AKURAT.CO, Dua hari belakangan publik digegerkan dengan beredaranya video yang menayangkan adegan tidak senonoh yang diduga diperankan oleh HA salah satu Alumni perguruan tinggi ternama di Indonesia. Bahkan beberapa media baik cetak maupun online memberitakan kejadian tersebut dengan menyebut dan menampilkan foto salah satu pemeran dalam video itu.

LBH Masyarakat mengecam penyebaran pemberitaan dan konten video HA oleh media massa dan publik. Penyebaran konten seksual pribadi tanpa persetujuan menurut LBH merupakan kejahatan kekerasan seksual dan pelanggaran atas hak privasi korban.

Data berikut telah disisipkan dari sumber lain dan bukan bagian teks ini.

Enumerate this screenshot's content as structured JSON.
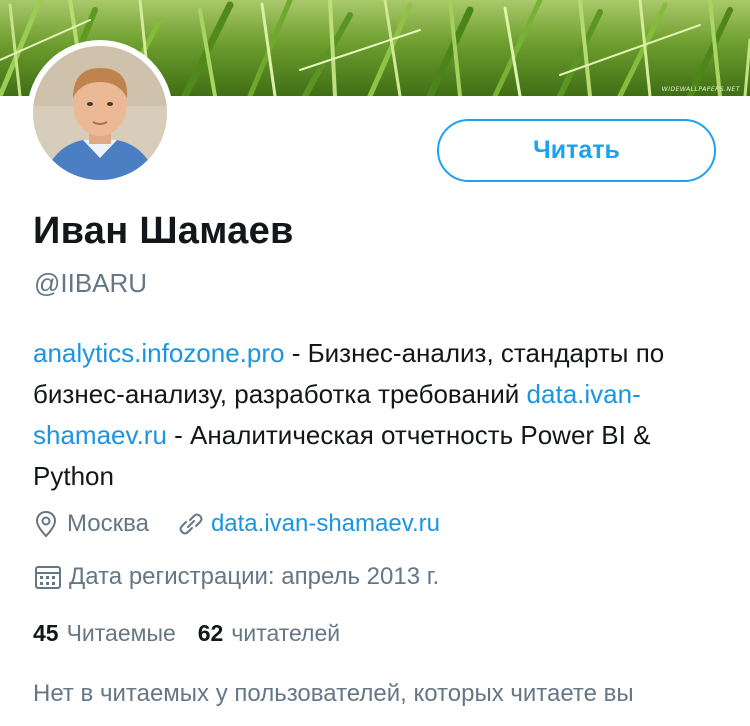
{
  "banner": {
    "watermark": "WIDEWALLPAPERS.NET"
  },
  "profile": {
    "name": "Иван Шамаев",
    "handle": "@IIBARU",
    "follow_label": "Читать"
  },
  "bio": {
    "link1": "analytics.infozone.pro",
    "text1": " - Бизнес-анализ, стандарты по бизнес-анализу, разработка требований ",
    "link2": "data.ivan-shamaev.ru",
    "text2": " - Аналитическая отчетность Power BI & Python"
  },
  "meta": {
    "location": "Москва",
    "website": "data.ivan-shamaev.ru",
    "joined": "Дата регистрации: апрель 2013 г."
  },
  "stats": {
    "following_count": "45",
    "following_label": "Читаемые",
    "followers_count": "62",
    "followers_label": "читателей"
  },
  "followers_you_know": "Нет в читаемых у пользователей, которых читаете вы",
  "colors": {
    "accent": "#1da1f2",
    "link": "#1b95e0",
    "secondary_text": "#657786",
    "primary_text": "#14171a"
  },
  "icons": [
    "location-pin-icon",
    "link-icon",
    "calendar-icon"
  ]
}
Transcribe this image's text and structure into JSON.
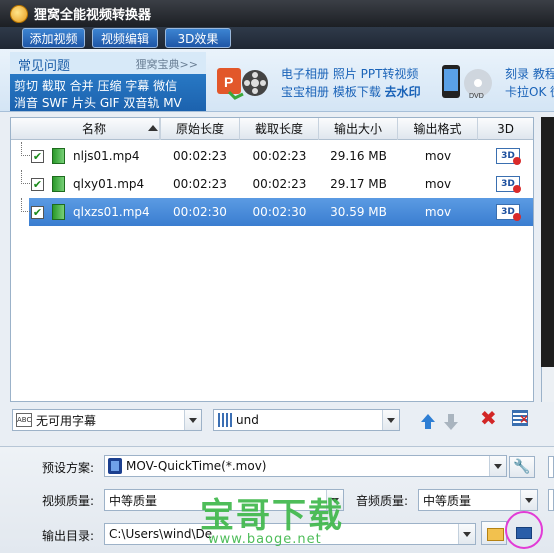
{
  "window": {
    "title": "狸窝全能视频转换器"
  },
  "toolbar": {
    "add_video": "添加视频",
    "edit_video": "视频编辑",
    "effect_3d": "3D效果"
  },
  "banner": {
    "faq_title": "常见问题",
    "faq_more": "狸窝宝典>>",
    "faq_line1": "剪切 截取 合并 压缩 字幕 微信",
    "faq_line2": "消音 SWF 片头 GIF 双音轨 MV",
    "promo1_line1": "电子相册 照片 PPT转视频",
    "promo1_line2_a": "宝宝相册 模板下载",
    "promo1_line2_b": "去水印",
    "promo2_line1": "刻录 教程",
    "promo2_line2": "卡拉OK 微"
  },
  "table": {
    "headers": [
      "名称",
      "原始长度",
      "截取长度",
      "输出大小",
      "输出格式",
      "3D"
    ],
    "rows": [
      {
        "name": "nljs01.mp4",
        "orig": "00:02:23",
        "clip": "00:02:23",
        "size": "29.16 MB",
        "fmt": "mov",
        "checked": "✔",
        "icon3d": "3D"
      },
      {
        "name": "qlxy01.mp4",
        "orig": "00:02:23",
        "clip": "00:02:23",
        "size": "29.17 MB",
        "fmt": "mov",
        "checked": "✔",
        "icon3d": "3D"
      },
      {
        "name": "qlxzs01.mp4",
        "orig": "00:02:30",
        "clip": "00:02:30",
        "size": "30.59 MB",
        "fmt": "mov",
        "checked": "✔",
        "icon3d": "3D"
      }
    ]
  },
  "midbar": {
    "subtitle_value": "无可用字幕",
    "subtitle_icon": "ABC",
    "audio_value": "und",
    "delete_icon": "✖"
  },
  "output": {
    "preset_label": "预设方案:",
    "preset_value": "MOV-QuickTime(*.mov)",
    "video_quality_label": "视频质量:",
    "video_quality_value": "中等质量",
    "audio_quality_label": "音频质量:",
    "audio_quality_value": "中等质量",
    "dir_label": "输出目录:",
    "dir_value": "C:\\Users\\wind\\De",
    "settings_icon": "🔧"
  },
  "watermark": {
    "big": "宝哥下载",
    "small": "www.baoge.net"
  },
  "colors": {
    "accent": "#3a7dd0",
    "title_bar": "#1c1f24",
    "watermark": "#3fb84c",
    "highlight": "#e23bd6"
  }
}
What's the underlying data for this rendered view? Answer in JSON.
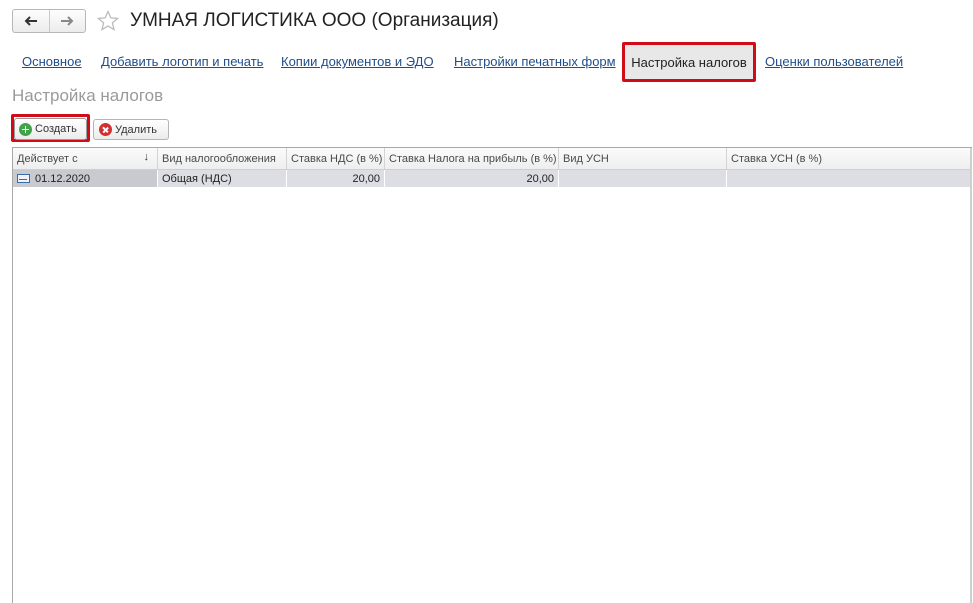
{
  "header": {
    "back_icon": "arrow-left-icon",
    "forward_icon": "arrow-right-icon",
    "favorite_icon": "star-outline-icon",
    "title": "УМНАЯ ЛОГИСТИКА ООО (Организация)"
  },
  "tabs": [
    {
      "label": "Основное",
      "active": false
    },
    {
      "label": "Добавить логотип и печать",
      "active": false
    },
    {
      "label": "Копии документов и ЭДО",
      "active": false
    },
    {
      "label": "Настройки печатных форм",
      "active": false
    },
    {
      "label": "Настройка налогов",
      "active": true
    },
    {
      "label": "Оценки пользователей",
      "active": false
    }
  ],
  "section_title": "Настройка налогов",
  "toolbar": {
    "create_label": "Создать",
    "delete_label": "Удалить"
  },
  "table": {
    "columns": [
      "Действует с",
      "Вид налогообложения",
      "Ставка НДС (в %)",
      "Ставка Налога на прибыль (в %)",
      "Вид УСН",
      "Ставка УСН (в %)"
    ],
    "rows": [
      [
        "01.12.2020",
        "Общая (НДС)",
        "20,00",
        "20,00",
        "",
        ""
      ]
    ]
  },
  "colors": {
    "highlight": "#d10b18",
    "link": "#1f4e8c",
    "selected_row": "#dcdee3"
  }
}
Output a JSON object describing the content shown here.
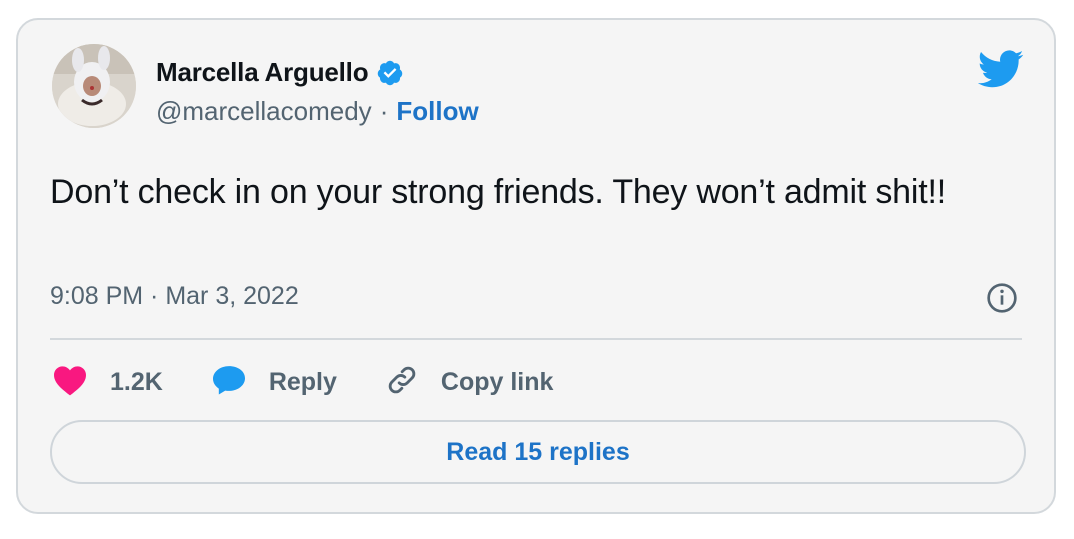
{
  "tweet": {
    "author": {
      "name": "Marcella Arguello",
      "handle": "@marcellacomedy",
      "separator": "·",
      "follow_label": "Follow",
      "verified": true,
      "avatar_icon": "profile-photo"
    },
    "text": "Don’t check in on your strong friends. They won’t admit shit!!",
    "timestamp": "9:08 PM · Mar 3, 2022",
    "actions": {
      "like_count": "1.2K",
      "reply_label": "Reply",
      "copy_link_label": "Copy link"
    },
    "read_replies_label": "Read 15 replies"
  },
  "icons": {
    "brand": "twitter-bird-icon",
    "verified": "verified-badge-icon",
    "info": "info-icon",
    "like": "heart-icon",
    "reply": "speech-bubble-icon",
    "copy": "link-icon"
  },
  "colors": {
    "brand_blue": "#1d9bf0",
    "link_blue": "#1d73c7",
    "like_pink": "#f91880",
    "muted": "#536471",
    "text": "#0f1419",
    "border": "#d3d8dc",
    "background": "#f5f5f5"
  }
}
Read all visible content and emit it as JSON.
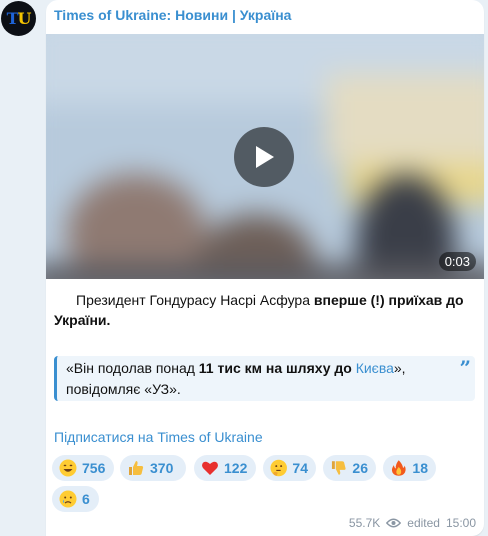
{
  "channel": {
    "avatar_text_t": "T",
    "avatar_text_u": "U",
    "title": "Times of Ukraine: Новини | Україна"
  },
  "video": {
    "duration": "0:03"
  },
  "caption": {
    "part1": "Президент Гондурасу Насрі Асфура ",
    "bold": "вперше (!) приїхав до України."
  },
  "quote": {
    "open": "«Він подолав понад ",
    "bold1": "11 тис км на шляху до ",
    "link": "Києва",
    "close": "», повідомляє «УЗ».",
    "mark": "”"
  },
  "subscribe_link": "Підписатися на Times of Ukraine",
  "reactions": [
    {
      "icon": "grinning-face-icon",
      "count": "756"
    },
    {
      "icon": "thumbs-up-icon",
      "count": "370"
    },
    {
      "icon": "red-heart-icon",
      "count": "122"
    },
    {
      "icon": "thinking-face-icon",
      "count": "74"
    },
    {
      "icon": "thumbs-down-icon",
      "count": "26"
    },
    {
      "icon": "fire-icon",
      "count": "18"
    },
    {
      "icon": "crying-face-icon",
      "count": "6"
    }
  ],
  "meta": {
    "views": "55.7K",
    "edited": "edited",
    "time": "15:00"
  },
  "colors": {
    "accent": "#3a8fd0",
    "background": "#e9f0f6",
    "reaction_bg": "#e4eef8"
  }
}
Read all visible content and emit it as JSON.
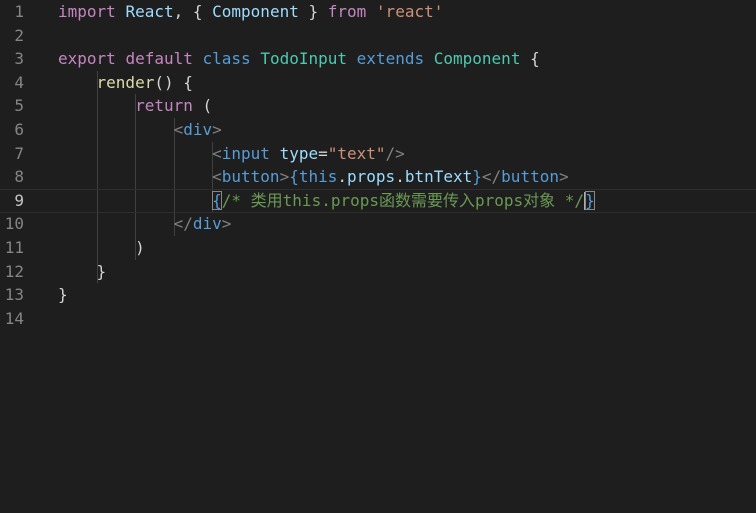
{
  "editor": {
    "language": "javascript",
    "line_numbers": [
      "1",
      "2",
      "3",
      "4",
      "5",
      "6",
      "7",
      "8",
      "9",
      "10",
      "11",
      "12",
      "13",
      "14"
    ],
    "current_line": 9,
    "lines": [
      [
        {
          "t": "import",
          "c": "kw"
        },
        {
          "t": " ",
          "c": "pl"
        },
        {
          "t": "React",
          "c": "id"
        },
        {
          "t": ", { ",
          "c": "pl"
        },
        {
          "t": "Component",
          "c": "id"
        },
        {
          "t": " } ",
          "c": "pl"
        },
        {
          "t": "from",
          "c": "kw"
        },
        {
          "t": " ",
          "c": "pl"
        },
        {
          "t": "'react'",
          "c": "str"
        }
      ],
      [],
      [
        {
          "t": "export",
          "c": "kw"
        },
        {
          "t": " ",
          "c": "pl"
        },
        {
          "t": "default",
          "c": "kw"
        },
        {
          "t": " ",
          "c": "pl"
        },
        {
          "t": "class",
          "c": "st"
        },
        {
          "t": " ",
          "c": "pl"
        },
        {
          "t": "TodoInput",
          "c": "cls"
        },
        {
          "t": " ",
          "c": "pl"
        },
        {
          "t": "extends",
          "c": "st"
        },
        {
          "t": " ",
          "c": "pl"
        },
        {
          "t": "Component",
          "c": "cls"
        },
        {
          "t": " {",
          "c": "pl"
        }
      ],
      [
        {
          "t": "    ",
          "c": "pl"
        },
        {
          "t": "render",
          "c": "fn"
        },
        {
          "t": "() {",
          "c": "pl"
        }
      ],
      [
        {
          "t": "        ",
          "c": "pl"
        },
        {
          "t": "return",
          "c": "kw"
        },
        {
          "t": " (",
          "c": "pl"
        }
      ],
      [
        {
          "t": "            ",
          "c": "pl"
        },
        {
          "t": "<",
          "c": "br"
        },
        {
          "t": "div",
          "c": "tag"
        },
        {
          "t": ">",
          "c": "br"
        }
      ],
      [
        {
          "t": "                ",
          "c": "pl"
        },
        {
          "t": "<",
          "c": "br"
        },
        {
          "t": "input",
          "c": "tag"
        },
        {
          "t": " ",
          "c": "pl"
        },
        {
          "t": "type",
          "c": "attr"
        },
        {
          "t": "=",
          "c": "pl"
        },
        {
          "t": "\"text\"",
          "c": "str"
        },
        {
          "t": "/>",
          "c": "br"
        }
      ],
      [
        {
          "t": "                ",
          "c": "pl"
        },
        {
          "t": "<",
          "c": "br"
        },
        {
          "t": "button",
          "c": "tag"
        },
        {
          "t": ">",
          "c": "br"
        },
        {
          "t": "{",
          "c": "st"
        },
        {
          "t": "this",
          "c": "st"
        },
        {
          "t": ".",
          "c": "pl"
        },
        {
          "t": "props",
          "c": "id"
        },
        {
          "t": ".",
          "c": "pl"
        },
        {
          "t": "btnText",
          "c": "id"
        },
        {
          "t": "}",
          "c": "st"
        },
        {
          "t": "</",
          "c": "br"
        },
        {
          "t": "button",
          "c": "tag"
        },
        {
          "t": ">",
          "c": "br"
        }
      ],
      [
        {
          "t": "                ",
          "c": "pl"
        },
        {
          "t": "{",
          "c": "st",
          "m": true
        },
        {
          "t": "/* 类用this.props函数需要传入props对象 */",
          "c": "cm"
        },
        {
          "t": "",
          "c": "cursor"
        },
        {
          "t": "}",
          "c": "st",
          "m": true
        }
      ],
      [
        {
          "t": "            ",
          "c": "pl"
        },
        {
          "t": "</",
          "c": "br"
        },
        {
          "t": "div",
          "c": "tag"
        },
        {
          "t": ">",
          "c": "br"
        }
      ],
      [
        {
          "t": "        )",
          "c": "pl"
        }
      ],
      [
        {
          "t": "    }",
          "c": "pl"
        }
      ],
      [
        {
          "t": "}",
          "c": "pl"
        }
      ],
      []
    ]
  }
}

"Hingga saat ini, sedikitnya tiga puluh (30) media online dan cetak telah memberitakan mengenai video HA dengan menyebutkan nama jelas dan menampilkan foto korban. Pemberitaan oleh media-media ini telah melanggar Kode Etik Jurnalistik Pasal 2 mengenai profesionalisme jurnalis dan Pasal 9 mengenai penghormatan hak narasumber tentang kehidupan pribadinya," kata Analis Gender LBH Masyarakat, Arinta Dea Dini Singgi melalaui keterangan tertulisnya yang diterima AKURAT.CO, Kamis (26/10).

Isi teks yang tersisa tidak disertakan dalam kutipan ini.